インフレが目標を上回り2委員が利上げを支持する中、イングランド銀行が英国政策金利を3.75%に据え置き
MPCは2026年6月19日に7対2で英国の基準金利を3.75%に据え置くことを決定。2026年5月の英国CPIは2.8%。反対票を投じた2委員はサービス部門インフレの持続と2%目標に整合しない賃金上昇を理由に利上げを支持した
リストに追加
リストはまだありません。
まとめ
イングランド銀行の金融政策委員会(MPC)は2026年6月19日、英国の基準金利を3.75%に据え置くことを7対2で決定した。2026年5月の英国CPI(消費者物価指数)は2.8%で、銀行の2%目標を上回り、サービスインフレと年間賃金上昇率はともにMPCが中期的な目標回帰に整合すると見なす水準を超えた状態が続いている。反対票を投じた2委員は金利を4.00%に引き上げるよう投票した。3.75%という金利は、2024年末から5.25%のピークを起点に始まった利下げサイクルの底値を示しており、25ベーシスポイントずつの連続引き下げによって到達した。6月の決定は英国の政治移行を背景にしている。キア・スターマー首相は2026年6月22日に辞任し、アンディ・バーナム率いる労働党政権交代が近期の財政政策の不確実性を高めた。銀行はまた、イラン核合意の進展に一部関連する世界的なエネルギー価格の下落効果が据え置きを支持する要素だと指摘した。
見解の分岐
7人の多数派が据え置きを支持したのは、サービスCPIと賃金上昇率が高いながらも低下傾向にあり、米国の通商政策に伴う関税の不確実性を含むグローバルな貿易環境が十分な下押し需要リスクを生み出して慎重姿勢を正当化したためだ。反対した2委員は、インフレが依然目標を40ベーシスポイント上回り、賃金が2%整合パスを超えて上昇している状況で3.75%に留まることが非対称なリスクを生じさせると主張した。
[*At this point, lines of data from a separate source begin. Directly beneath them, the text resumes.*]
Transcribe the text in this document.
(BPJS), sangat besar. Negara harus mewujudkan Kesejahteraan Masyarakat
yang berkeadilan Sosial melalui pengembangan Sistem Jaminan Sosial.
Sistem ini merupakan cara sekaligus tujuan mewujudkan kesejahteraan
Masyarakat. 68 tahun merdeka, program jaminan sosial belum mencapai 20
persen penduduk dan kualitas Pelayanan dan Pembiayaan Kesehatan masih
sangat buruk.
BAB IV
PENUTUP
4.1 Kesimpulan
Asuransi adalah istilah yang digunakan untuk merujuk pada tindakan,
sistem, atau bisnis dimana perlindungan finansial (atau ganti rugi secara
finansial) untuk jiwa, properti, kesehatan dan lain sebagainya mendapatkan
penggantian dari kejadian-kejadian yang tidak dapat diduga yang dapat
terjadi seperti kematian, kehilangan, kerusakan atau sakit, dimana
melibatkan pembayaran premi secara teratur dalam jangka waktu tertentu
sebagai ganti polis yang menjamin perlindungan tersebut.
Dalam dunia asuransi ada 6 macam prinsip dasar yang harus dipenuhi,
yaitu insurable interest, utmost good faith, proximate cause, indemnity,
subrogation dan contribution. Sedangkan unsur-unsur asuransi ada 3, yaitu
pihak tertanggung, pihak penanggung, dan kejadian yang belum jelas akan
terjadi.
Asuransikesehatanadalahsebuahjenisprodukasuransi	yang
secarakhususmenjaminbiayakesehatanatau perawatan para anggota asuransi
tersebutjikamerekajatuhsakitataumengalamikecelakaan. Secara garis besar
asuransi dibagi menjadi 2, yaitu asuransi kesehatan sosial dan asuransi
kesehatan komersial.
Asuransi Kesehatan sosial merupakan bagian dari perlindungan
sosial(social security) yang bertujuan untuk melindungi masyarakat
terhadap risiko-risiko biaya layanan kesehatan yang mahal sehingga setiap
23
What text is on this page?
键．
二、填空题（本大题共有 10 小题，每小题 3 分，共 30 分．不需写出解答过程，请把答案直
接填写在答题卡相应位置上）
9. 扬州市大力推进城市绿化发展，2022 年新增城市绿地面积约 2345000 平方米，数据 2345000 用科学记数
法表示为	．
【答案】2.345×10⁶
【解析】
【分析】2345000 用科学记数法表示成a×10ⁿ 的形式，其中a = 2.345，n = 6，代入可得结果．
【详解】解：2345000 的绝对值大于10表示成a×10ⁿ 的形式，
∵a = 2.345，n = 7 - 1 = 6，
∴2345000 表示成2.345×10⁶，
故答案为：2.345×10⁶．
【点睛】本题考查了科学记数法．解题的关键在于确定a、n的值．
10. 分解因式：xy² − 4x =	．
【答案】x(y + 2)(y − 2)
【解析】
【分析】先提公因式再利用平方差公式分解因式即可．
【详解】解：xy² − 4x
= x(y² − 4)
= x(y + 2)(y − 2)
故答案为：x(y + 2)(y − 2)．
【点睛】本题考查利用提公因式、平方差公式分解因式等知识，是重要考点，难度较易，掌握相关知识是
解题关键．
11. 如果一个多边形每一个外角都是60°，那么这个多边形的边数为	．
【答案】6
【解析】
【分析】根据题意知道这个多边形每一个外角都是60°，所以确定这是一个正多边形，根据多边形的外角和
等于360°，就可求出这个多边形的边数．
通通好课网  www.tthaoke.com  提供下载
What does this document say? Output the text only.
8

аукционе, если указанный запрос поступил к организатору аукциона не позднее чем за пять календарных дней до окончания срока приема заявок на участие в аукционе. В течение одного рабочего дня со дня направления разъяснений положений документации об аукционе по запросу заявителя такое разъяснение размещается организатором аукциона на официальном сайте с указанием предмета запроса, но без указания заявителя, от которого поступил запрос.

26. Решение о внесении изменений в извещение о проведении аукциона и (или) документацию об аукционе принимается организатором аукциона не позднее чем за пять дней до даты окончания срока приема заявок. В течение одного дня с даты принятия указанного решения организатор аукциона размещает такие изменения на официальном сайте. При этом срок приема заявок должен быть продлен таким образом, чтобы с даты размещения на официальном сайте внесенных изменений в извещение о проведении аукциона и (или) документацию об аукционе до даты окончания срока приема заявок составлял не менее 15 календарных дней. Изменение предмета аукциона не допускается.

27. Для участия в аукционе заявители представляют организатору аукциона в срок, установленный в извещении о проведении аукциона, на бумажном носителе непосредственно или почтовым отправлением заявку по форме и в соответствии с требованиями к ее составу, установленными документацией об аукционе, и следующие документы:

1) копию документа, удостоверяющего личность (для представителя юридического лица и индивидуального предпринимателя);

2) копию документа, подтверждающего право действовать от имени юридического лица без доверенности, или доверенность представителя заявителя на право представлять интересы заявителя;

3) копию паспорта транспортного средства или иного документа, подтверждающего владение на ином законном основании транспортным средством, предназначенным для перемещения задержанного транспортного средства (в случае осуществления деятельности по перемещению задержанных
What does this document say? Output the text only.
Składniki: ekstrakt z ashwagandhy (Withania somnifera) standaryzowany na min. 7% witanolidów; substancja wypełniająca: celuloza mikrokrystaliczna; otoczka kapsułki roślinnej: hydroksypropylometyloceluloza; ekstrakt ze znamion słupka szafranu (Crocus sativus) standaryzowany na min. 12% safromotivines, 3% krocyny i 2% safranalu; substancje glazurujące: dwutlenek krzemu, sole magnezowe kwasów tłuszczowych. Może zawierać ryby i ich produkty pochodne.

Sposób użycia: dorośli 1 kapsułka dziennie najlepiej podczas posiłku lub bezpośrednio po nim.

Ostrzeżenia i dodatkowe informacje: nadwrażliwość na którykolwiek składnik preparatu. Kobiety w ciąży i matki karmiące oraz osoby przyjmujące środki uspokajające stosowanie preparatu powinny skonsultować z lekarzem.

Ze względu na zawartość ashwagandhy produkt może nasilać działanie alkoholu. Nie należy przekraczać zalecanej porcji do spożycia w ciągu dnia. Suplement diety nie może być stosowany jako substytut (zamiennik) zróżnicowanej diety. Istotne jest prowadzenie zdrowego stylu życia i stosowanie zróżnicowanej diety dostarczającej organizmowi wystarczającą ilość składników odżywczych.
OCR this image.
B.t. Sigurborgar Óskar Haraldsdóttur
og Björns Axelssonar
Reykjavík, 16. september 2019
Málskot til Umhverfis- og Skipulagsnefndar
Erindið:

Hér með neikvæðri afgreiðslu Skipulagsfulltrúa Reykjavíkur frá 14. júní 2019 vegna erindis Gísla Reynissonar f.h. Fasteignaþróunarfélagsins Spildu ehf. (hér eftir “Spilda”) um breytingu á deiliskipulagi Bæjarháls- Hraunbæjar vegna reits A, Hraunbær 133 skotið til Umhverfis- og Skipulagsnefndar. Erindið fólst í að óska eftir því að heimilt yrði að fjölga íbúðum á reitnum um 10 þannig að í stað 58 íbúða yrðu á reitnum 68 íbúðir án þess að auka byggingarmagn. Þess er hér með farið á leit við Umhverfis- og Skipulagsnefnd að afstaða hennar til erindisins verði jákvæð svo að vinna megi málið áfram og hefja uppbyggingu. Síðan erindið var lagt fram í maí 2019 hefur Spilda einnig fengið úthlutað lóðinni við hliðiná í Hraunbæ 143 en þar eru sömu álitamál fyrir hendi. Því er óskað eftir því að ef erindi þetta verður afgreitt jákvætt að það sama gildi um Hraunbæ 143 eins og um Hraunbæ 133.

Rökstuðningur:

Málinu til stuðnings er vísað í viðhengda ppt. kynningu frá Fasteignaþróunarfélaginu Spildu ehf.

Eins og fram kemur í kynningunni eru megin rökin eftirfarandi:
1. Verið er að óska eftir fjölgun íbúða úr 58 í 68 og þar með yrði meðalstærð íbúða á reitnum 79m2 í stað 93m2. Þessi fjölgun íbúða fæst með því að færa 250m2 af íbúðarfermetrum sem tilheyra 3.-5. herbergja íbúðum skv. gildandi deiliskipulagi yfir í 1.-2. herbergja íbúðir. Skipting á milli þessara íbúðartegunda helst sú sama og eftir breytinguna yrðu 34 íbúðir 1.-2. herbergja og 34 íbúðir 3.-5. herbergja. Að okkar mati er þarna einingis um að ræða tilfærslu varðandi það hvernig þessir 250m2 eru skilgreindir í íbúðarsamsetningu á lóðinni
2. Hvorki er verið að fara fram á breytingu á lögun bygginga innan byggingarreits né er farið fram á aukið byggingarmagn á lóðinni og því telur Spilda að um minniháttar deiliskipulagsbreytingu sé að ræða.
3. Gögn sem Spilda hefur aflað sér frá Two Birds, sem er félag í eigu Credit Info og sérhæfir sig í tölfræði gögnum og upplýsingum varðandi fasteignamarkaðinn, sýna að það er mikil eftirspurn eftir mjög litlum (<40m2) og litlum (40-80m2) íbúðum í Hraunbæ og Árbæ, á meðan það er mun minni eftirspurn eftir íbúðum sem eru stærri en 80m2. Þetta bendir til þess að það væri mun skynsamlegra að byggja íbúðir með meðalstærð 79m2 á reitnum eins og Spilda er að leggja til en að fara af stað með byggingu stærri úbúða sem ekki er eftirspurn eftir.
タカ派の反対票は市場の利下げ期待を後退させ、より長期の据え置き予想へとシフトさせた。バーナム政権の財政方針をめぐる不確実性もMPCのフォワードガイダンスをより慎重にした。
数字で見る
- 3.75%、2026年6月19日に据え置かれた英国基準金利
- 7対2、MPCの投票配分。2委員が4.00%への引き上げに投票
- 2.8%、2026年5月の英国CPI(目標: 2%)
- 5.25%、現在の利下げサイクル前の英国基準金利のピーク
- 4.00%、反対票を投じた2委員が主張した金利水準
重要な理由
7対2の分裂は前回の8対1よりタカ派的で、2024年末に始まった利下げサイクルが争点となる底値に達したことを示している。サービスインフレが粘着的なままか賃金上昇が和らがなければ、MPCは2026年後半にさらなる利下げではなく引き締め再開の圧力に直面する可能性がある。英国国債市場にとって、据え置きとタカ派の反対票は短期金利に底値を設けながら最終金利水準の不確実性をもたらす。バーナム政権の最初の財政声明は、銀行が国内需要をディスインフレ的とみるかリフレ的とみるかの重要な判断材料となる。英国の家計にとって、3.75%の基準金利は変動金利住宅ローンが引き締めサイクル前より高い水準を維持することを意味するが、2024年のピークからは大幅に緩和されている。
注目すべき点
- 英国CPIが2026年第3四半期に2%に向けて低下するか、それとも2.5~3%のレンジで停滞するか。
- バーナム政権の財政計画が銀行の8月の予測ラウンドにインフレ圧力を加えるか和らげるか。
- MPCの投票配分が8月会合で6対3に広がるか8対1に縮小するか。
- イラン核合意によるエネルギー価格効果が8月前に英国CPIデータに表れるかどうか。